Setelah menyelimuti tubuh kekar Delavar, Amartha tak langsung beranjak pergi. Dia mengamati wajah yang sedari tadi terpejam itu. Rahang tegas, bibir berisi, alis tebal, dan rambut hitam lebat.
Banyak pertanyaan yang berputar di kepala Amartha. Kenapa Delavar tetap di sisinya meskipun dirinya sudah hampir gila? Kenapa pria itu menaruh hati padanya? Dan masih banyak lagi pertanyaan yang sesungguhnya memusingkan. Apakah Delavar adalah gambaran dari sebuah pepatah yang mengatakan jika kita bisa melihat orang yang benar-benar tulus saat berada di titik terendah?
Hati Amartha ingin mengatakan ya untuk sepenuhnya, tapi tak bisa.

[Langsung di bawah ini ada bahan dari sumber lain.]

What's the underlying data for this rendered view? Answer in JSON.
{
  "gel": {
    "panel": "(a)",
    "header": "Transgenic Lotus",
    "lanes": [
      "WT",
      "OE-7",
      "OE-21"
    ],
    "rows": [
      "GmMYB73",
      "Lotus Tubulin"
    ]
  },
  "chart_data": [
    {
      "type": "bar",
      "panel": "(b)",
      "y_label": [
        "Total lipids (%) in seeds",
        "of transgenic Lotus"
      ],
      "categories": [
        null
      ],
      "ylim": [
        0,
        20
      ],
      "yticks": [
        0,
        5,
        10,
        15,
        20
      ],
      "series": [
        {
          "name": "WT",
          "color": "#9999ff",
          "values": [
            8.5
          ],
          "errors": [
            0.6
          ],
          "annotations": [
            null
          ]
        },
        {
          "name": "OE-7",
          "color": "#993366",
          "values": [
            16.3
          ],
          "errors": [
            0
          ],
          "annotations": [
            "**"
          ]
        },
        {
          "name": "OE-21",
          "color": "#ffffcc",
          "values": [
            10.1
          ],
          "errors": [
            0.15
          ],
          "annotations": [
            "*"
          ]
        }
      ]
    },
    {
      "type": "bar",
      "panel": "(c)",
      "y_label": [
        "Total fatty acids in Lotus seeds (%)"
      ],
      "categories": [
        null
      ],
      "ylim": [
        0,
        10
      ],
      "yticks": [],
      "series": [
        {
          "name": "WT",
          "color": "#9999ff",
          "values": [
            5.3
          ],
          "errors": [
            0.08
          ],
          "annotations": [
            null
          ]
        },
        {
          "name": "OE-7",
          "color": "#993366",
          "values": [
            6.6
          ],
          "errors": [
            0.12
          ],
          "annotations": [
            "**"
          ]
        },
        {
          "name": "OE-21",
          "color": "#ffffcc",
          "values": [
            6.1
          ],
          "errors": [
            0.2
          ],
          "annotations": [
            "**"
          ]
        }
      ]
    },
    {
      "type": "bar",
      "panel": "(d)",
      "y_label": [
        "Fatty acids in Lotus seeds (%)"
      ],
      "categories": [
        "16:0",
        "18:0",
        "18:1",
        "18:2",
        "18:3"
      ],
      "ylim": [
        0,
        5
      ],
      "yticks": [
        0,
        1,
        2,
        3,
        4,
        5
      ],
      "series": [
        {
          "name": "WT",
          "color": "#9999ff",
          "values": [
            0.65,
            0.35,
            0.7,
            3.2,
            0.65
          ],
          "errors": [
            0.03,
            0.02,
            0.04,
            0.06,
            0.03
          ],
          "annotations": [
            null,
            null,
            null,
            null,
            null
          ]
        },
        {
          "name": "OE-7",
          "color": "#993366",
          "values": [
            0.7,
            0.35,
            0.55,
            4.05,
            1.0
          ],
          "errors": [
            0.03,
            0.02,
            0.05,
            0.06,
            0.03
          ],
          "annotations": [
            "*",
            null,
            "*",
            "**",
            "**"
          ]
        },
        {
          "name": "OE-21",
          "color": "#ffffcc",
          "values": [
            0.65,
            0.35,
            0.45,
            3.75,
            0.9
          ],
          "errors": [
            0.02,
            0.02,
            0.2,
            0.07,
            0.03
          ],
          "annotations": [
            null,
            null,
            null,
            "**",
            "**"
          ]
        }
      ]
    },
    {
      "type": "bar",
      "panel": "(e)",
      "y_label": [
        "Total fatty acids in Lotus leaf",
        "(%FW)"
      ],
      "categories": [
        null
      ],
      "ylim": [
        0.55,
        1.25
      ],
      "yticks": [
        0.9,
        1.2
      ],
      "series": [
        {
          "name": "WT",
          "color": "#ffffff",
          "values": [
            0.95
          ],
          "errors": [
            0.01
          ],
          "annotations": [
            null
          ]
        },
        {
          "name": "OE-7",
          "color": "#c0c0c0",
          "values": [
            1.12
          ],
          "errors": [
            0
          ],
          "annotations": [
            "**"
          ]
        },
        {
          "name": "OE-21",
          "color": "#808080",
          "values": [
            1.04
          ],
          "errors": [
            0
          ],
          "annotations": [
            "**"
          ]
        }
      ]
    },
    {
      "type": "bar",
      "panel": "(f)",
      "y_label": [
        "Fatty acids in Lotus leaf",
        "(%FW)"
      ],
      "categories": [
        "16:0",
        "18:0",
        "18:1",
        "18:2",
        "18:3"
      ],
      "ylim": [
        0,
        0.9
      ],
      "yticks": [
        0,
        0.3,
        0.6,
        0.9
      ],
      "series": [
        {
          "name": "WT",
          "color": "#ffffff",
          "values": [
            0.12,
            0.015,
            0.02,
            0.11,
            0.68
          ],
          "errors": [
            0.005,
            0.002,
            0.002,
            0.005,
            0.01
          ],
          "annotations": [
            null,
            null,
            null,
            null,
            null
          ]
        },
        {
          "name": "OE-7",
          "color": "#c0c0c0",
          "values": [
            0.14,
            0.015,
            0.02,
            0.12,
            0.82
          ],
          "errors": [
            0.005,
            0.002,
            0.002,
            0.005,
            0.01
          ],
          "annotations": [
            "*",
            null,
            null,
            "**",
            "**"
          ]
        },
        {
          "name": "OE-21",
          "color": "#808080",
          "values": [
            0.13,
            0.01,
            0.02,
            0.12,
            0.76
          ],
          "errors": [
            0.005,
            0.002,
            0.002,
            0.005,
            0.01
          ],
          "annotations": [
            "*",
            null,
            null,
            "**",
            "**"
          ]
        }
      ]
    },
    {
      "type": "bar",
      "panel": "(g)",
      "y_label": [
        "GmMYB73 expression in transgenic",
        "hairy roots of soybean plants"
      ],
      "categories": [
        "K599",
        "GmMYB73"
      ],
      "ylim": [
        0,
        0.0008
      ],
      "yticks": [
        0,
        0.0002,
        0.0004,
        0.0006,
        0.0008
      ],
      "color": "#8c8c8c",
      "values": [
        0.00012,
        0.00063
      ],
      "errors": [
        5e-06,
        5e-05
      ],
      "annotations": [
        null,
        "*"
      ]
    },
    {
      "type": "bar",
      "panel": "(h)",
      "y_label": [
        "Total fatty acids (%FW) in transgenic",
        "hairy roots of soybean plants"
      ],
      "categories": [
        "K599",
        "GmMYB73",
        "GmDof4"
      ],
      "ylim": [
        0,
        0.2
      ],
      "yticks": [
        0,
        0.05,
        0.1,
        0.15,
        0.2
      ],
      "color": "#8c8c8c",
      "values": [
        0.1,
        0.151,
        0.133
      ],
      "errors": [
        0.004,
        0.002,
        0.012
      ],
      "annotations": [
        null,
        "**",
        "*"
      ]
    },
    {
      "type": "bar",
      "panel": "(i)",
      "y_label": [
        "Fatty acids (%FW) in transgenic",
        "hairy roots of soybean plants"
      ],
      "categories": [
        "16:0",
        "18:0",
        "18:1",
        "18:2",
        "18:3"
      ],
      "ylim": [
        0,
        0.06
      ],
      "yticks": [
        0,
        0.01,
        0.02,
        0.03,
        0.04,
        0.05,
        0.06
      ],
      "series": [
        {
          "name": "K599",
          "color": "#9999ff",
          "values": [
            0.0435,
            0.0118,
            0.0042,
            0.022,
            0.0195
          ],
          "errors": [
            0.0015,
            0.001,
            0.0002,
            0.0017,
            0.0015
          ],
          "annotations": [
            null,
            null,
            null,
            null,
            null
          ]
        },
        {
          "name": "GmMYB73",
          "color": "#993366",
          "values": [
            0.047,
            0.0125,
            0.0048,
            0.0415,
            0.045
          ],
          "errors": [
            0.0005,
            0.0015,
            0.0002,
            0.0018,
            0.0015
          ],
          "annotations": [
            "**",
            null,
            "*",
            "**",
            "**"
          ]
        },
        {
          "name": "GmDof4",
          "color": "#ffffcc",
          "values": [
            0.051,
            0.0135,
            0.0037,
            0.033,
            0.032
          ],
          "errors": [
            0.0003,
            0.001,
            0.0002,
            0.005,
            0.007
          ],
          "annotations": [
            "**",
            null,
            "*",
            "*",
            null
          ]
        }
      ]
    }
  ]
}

Hanya sebagian dari hatinya membenarkan pepatah tersebut, mengingat Delavar dan mantan kekasihnya adalah saudara. Dia belum bisa mempercayai pria itu seratus persen.
Delavar sedari tadi sudah bangun saat merasakan ada kain yang mulai menutupi tubuhnya. Tapi ketika matanya sedikit terbuka, dia mengintip Amartha sedang memandangi dirinya. Sehingga niat untuk terbangun pun diurungkan. Namun wanita itu terlalu lama berdiri dengan posisi menunduk, membuatnya tak tega.
“Apa kau tak lelah berdiri terus?” Suara Delavar membuat Amartha segera menegakkan tubuh, dan berbalik badan tat kala kedua bola mata sudah terbuka lebar.
Amartha sedikit salah tingkah, takut disangka memberikan perhatian. “Aku hanya menyelimutimu, tidak lebih,” tukasnya.
Delavar terkekeh tanpa suara, Amartha sangat lucu saat malu seperti ini. “Terima kasih sudah perhatian denganku.”
Amartha mengedikkan bahu dan tak mengeluarkan suara apa pun. Dia berjalan menuju dapur untuk mencari makanan.
Dan Delavar tak melepaskan pandangannya sedikit pun. Mengamati apa yang diambil oleh Amartha. Dia buru-buru berdiri saat wanita itu memegang pisau.
Delavar tak ingin mengambil risiko apa pun, sehingga dia menggenggam tangan Amartha yang memegang pisau. Tubuhnya berdiri tepat di belakang wanita itu, tapi dengan memberikan sedikit jarak.
“Kau ingin melakukan apa dengan pisau ini?” tanya Delavar. Kepalanya berada tepat di samping telinga Amartha. Hembusan napas hangat juga menerpa kulit mulus wanita itu.
“Hanya memotong sayuran. Aku lapar dan ingin membuat salad,” jawab Amartha dengan tubuhnya yang menegang dan sedikit bergetar. Dia sedikit takut jika Delavar melakukan hal yang melebihi batas dengannya. Tubuhnya bisa merasakan jika posisi keduanya sangat dekat dan tidak menguntungkan baginya. “Bisa kau menjauh dariku? Aku tak nyaman seperti ini,” pintanya dengan lirih.
“Oke, sorry.” Delavar melepaskan tangannya dan berpindah posisi menjadi di hadapan Amartha. Dia membiarkan wanita itu menyiapkan makanan sendiri karena adanya aktivitas bisa mengalihkan pikiran seseorang. Tapi tetap matanya terus mengawasi.
“Kau mau ku buatkan salad juga?” tawar Amartha tanpa memandang Delavar, hanya fokus pada sayuran segar di atas meja.
“Boleh.”
Amartha pun menyelesaikan membuat salad dalam waktu lima belas menit. Dia menyajikan ke atas meja makan dan duduk berhadapan dengan Delavar. “Maaf jika buatanku kurang enak,” tuturnya masih menunduk. Wajahnya belum berani bersitatap dengan Delavar.
Delavar mulai menyendok dan memasukkan sayuran segar dengan saus khusus racikan Amartha sendiri. “Enak, kau pandai memasak,” pujinya. Padahal yang ada di mulutnya terasa sedikit keasinan, mungkin Amartha terlalu banyak saat memberikan garam di mangkuknya. Tapi dia menghargai usaha Amartha yang sudah susah payah membuatkan makanan untuknya di tengah malam seperti ini.